Meski lebih terjangkau dibandingkan kota besar di negara barat atau Asia seperti Jepang dan Singapura, biaya hidup di KL kini terus melonjak. "Hal seperti akomodasi, transportasi, biaya makan menjadi lebih mahal. Pendatang seharusnya menyadari bahwa Ringgit tidak akan jatuh seperti di masa lalu," kata Yeap.

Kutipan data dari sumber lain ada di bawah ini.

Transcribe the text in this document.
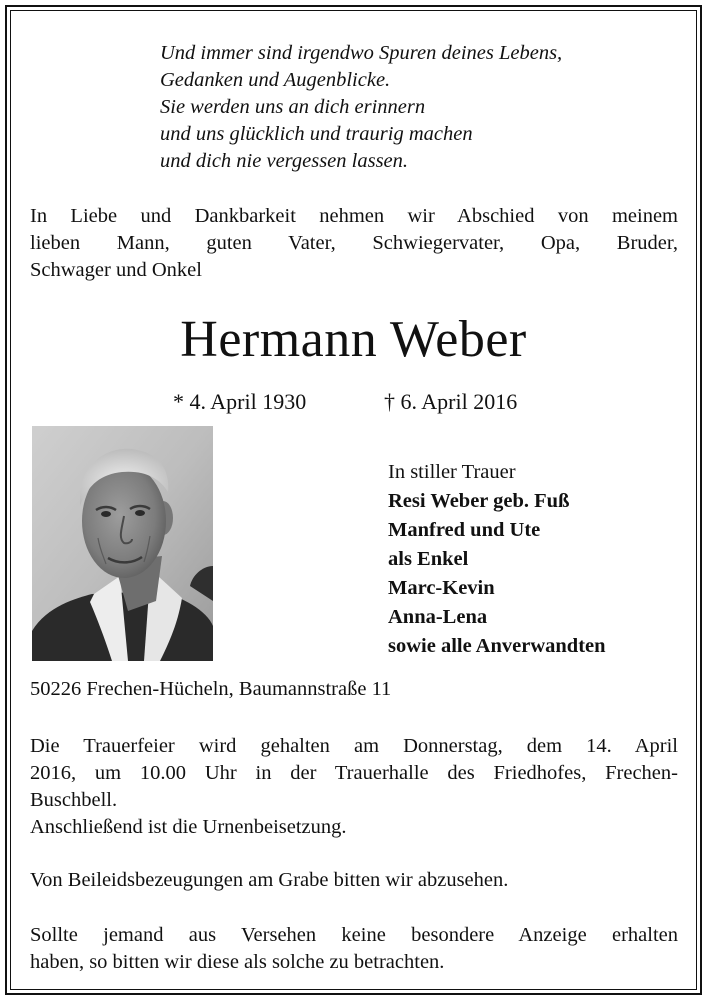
Und immer sind irgendwo Spuren deines Lebens,
Gedanken und Augenblicke.
Sie werden uns an dich erinnern
und uns glücklich und traurig machen
und dich nie vergessen lassen.
In Liebe und Dankbarkeit nehmen wir Abschied von meinem
lieben Mann, guten Vater, Schwiegervater, Opa, Bruder,
Schwager und Onkel
Hermann Weber
* 4. April 1930	† 6. April 2016
In stiller Trauer
Resi Weber geb. Fuß
Manfred und Ute
als Enkel
Marc-Kevin
Anna-Lena
sowie alle Anverwandten
50226 Frechen-Hücheln, Baumannstraße 11
Die Trauerfeier wird gehalten am Donnerstag, dem 14. April
2016, um 10.00 Uhr in der Trauerhalle des Friedhofes, Frechen-
Buschbell.
Anschließend ist die Urnenbeisetzung.
Von Beileidsbezeugungen am Grabe bitten wir abzusehen.
Sollte jemand aus Versehen keine besondere Anzeige erhalten
haben, so bitten wir diese als solche zu betrachten.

Karena keberagamannya, para pendatang juga tidak seharusnya berasumsi bahwa pengalaman yang dirasakan ekspatriat lainnya serupa dengan yang mereka alami. "Hanya karena teman anda telah bekerja di KL, bukan berarti anda akan mendapatkan pengalaman yang sama," kata Chmielewska.

"Anda mungkin akan bekerja dengan tim yang rata-rata berisi orang keturunan Melayu Tionghoa sementara teman anda bekerja dengan warga Melayu. Akan ada perbedaan bersar dalam situasi kerja itu: budaya hingga panjangnya waktu istirahat. Jalani saja dan terbukalah dengan pengalaman baru. Hargai budaya mereka dan mereka akan melakukan hal yang sama kepada anda," tuturnya. (*)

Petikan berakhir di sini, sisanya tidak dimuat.